Edit /etc/sysctl.d/30-ipforward.conf to make the previous change persistent after a reboot for all interfaces:

/etc/sysctl.d/30-ipforward.conf
net.ipv4.ip_forward=1
net.ipv6.conf.default.forwarding=1
net.ipv6.conf.all.forwarding=1

Afterwards it is advisable to double-check forwarding is enabled as required after a reboot.

Enable NAT

Install the package iptables from the official repositories. Use iptables to enable NAT:

# iptables -t nat -A POSTROUTING -o internet0 -j MASQUERADE
# iptables -A FORWARD -m conntrack --ctstate RELATED,ESTABLISHED -j ACCEPT
# iptables -A FORWARD -i net0 -o internet0 -j ACCEPT
Note: Of course, this also works with a mobile broadband connection (usually called ppp0 on routing PC).

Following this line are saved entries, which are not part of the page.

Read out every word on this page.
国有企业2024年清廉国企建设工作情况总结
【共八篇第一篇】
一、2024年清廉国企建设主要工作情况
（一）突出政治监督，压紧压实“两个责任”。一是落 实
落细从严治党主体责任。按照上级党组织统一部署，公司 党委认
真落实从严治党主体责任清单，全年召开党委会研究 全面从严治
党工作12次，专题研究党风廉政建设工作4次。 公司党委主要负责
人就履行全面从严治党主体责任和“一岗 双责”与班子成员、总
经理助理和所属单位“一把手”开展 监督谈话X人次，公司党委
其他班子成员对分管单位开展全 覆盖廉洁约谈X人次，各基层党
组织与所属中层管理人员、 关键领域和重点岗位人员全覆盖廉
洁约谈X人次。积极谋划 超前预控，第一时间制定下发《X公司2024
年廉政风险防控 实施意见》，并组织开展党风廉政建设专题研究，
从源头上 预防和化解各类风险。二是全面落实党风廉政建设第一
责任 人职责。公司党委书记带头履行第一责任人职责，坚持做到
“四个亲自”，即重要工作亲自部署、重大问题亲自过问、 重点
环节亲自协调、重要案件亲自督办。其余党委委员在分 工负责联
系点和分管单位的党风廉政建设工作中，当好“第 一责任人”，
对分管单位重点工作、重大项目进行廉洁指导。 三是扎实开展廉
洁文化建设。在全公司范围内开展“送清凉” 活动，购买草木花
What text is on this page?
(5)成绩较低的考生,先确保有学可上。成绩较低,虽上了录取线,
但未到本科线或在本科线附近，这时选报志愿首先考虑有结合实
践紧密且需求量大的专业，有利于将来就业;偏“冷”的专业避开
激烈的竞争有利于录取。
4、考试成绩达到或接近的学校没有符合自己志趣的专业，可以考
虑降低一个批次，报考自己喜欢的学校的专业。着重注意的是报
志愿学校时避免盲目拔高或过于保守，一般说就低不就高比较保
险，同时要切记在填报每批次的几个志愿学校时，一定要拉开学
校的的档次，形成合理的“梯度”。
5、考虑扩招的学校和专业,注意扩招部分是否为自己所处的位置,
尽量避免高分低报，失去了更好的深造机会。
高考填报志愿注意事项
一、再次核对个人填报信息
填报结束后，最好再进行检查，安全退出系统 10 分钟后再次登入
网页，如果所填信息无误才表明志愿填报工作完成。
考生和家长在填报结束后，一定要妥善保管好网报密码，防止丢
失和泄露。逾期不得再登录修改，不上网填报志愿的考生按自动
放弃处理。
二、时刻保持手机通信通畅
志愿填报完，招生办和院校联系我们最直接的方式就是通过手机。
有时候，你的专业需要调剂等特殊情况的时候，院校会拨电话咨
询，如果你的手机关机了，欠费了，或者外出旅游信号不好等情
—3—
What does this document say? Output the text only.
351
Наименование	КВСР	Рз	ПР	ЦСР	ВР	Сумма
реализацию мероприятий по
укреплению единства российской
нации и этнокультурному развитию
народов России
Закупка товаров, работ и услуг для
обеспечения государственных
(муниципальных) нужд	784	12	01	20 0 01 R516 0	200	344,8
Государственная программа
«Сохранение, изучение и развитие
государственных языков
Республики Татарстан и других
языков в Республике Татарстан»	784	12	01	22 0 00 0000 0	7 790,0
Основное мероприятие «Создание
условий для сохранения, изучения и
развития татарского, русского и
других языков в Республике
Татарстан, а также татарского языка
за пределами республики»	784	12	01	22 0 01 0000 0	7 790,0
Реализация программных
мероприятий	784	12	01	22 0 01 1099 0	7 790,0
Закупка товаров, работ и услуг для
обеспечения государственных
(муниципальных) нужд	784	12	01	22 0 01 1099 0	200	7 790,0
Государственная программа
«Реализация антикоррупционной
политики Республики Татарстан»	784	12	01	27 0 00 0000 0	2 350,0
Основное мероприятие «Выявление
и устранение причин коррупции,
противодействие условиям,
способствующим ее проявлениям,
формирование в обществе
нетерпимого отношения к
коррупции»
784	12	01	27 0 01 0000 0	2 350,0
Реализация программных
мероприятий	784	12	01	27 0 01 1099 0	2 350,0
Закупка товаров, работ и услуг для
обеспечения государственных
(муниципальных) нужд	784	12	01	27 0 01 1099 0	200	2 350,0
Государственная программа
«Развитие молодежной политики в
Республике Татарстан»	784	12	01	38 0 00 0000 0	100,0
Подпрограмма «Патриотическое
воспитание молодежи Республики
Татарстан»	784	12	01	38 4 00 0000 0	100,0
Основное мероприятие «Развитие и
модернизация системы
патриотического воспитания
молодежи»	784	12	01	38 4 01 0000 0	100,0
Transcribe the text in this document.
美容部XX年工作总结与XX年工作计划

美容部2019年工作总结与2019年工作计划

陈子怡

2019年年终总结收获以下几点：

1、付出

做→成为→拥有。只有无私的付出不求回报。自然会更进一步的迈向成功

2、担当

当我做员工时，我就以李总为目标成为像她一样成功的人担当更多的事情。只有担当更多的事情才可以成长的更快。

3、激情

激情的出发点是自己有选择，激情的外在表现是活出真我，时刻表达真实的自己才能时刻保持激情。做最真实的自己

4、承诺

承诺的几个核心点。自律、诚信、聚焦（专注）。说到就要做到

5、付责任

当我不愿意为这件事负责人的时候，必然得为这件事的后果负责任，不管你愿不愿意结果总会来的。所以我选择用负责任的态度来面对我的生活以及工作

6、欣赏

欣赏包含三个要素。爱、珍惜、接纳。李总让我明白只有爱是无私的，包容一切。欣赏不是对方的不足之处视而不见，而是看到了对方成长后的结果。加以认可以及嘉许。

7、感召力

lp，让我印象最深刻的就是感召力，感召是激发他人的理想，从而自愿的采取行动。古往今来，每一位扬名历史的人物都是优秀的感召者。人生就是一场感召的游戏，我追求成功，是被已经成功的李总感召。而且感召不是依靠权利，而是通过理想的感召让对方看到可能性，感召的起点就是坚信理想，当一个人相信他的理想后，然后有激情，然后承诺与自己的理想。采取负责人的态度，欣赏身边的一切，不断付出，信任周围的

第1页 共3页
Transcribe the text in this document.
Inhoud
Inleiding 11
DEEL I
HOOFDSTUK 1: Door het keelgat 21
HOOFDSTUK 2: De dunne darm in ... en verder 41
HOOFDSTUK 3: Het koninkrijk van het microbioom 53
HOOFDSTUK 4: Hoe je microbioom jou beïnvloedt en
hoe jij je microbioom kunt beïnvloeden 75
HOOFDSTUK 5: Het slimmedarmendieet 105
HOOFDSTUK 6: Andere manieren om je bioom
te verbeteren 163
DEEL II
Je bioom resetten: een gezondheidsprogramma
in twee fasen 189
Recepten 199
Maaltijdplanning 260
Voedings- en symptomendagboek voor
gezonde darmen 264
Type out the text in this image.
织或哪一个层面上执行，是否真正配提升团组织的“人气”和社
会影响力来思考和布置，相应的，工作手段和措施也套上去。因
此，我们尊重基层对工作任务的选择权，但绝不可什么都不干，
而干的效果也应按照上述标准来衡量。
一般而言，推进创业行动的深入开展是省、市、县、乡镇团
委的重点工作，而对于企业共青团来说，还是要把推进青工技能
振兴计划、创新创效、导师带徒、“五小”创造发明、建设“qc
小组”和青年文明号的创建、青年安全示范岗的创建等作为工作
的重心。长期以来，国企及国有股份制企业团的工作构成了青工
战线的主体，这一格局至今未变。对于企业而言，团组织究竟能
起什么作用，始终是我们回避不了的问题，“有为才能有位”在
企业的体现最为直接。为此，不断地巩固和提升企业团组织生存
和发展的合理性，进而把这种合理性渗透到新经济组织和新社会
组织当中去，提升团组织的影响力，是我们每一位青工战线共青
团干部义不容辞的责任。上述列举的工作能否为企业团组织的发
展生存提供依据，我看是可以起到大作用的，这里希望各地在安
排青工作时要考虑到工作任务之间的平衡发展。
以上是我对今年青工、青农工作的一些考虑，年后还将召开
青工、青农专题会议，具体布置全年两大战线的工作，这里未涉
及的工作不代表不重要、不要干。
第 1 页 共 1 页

Read the iptables article for more information (especially saving the rule and applying it automatically on boot). There is also an excellent guide on iptables Simple stateful firewall.

Assigning IP addresses to the client PC(s)

If you are planning to regularly have several machines using the internet shared by this machine, then is a good idea to install a DHCP server, such as dhcpd or dnsmasq. Then configure a DHCP client (e.g. dhcpcd) on every client PC.

Tango-edit-clear.pngThis article or section needs language, wiki syntax or style improvements.Tango-edit-clear.png

Reason: This is not an iptables guide. Expanding the chain with iptables -I might skip other important rules; if you need to script an ON/OFF switch for this, use custom chain with a jump placed carefully in the INPUT chain. (Discuss in Talk:Internet sharing#)

Incoming connections to UDP port 67 has to be allowed for DHCP server. It also necessary to allow incoming connections to UDP/TCP port 53 for DNS requests.

# iptables -I INPUT -p udp --dport 67 -i net0 -j ACCEPT
# iptables -I INPUT -p udp --dport 53 -s 192.168.123.0/24 -j ACCEPT
# iptables -I INPUT -p tcp --dport 53 -s 192.168.123.0/24 -j ACCEPT

If you are not planing to use this setup regularly, you can manually add an IP to each client instead.

Manually adding an IP

Instead of using DHCP, on each client PC, add an IP address and the default route:

# ip addr add 192.168.123.201/24 dev eth0  # arbitrary address, first three blocks must match the address from above
# ip link set up dev eth0
# ip route add default via 192.168.123.100 dev eth0   # same address as in the beginning

Configure a DNS server for each client, see resolv.conf for details.

That's it. The client PC should now have Internet.

Troubleshooting

If you are able to connect the two PCs but cannot send data (for example, if the client PC makes a DHCP request to the server PC, the server PC receives the request and offers an IP to the client, but the client does not accept it, timing out instead), check that you do not have other Iptables rules interfering.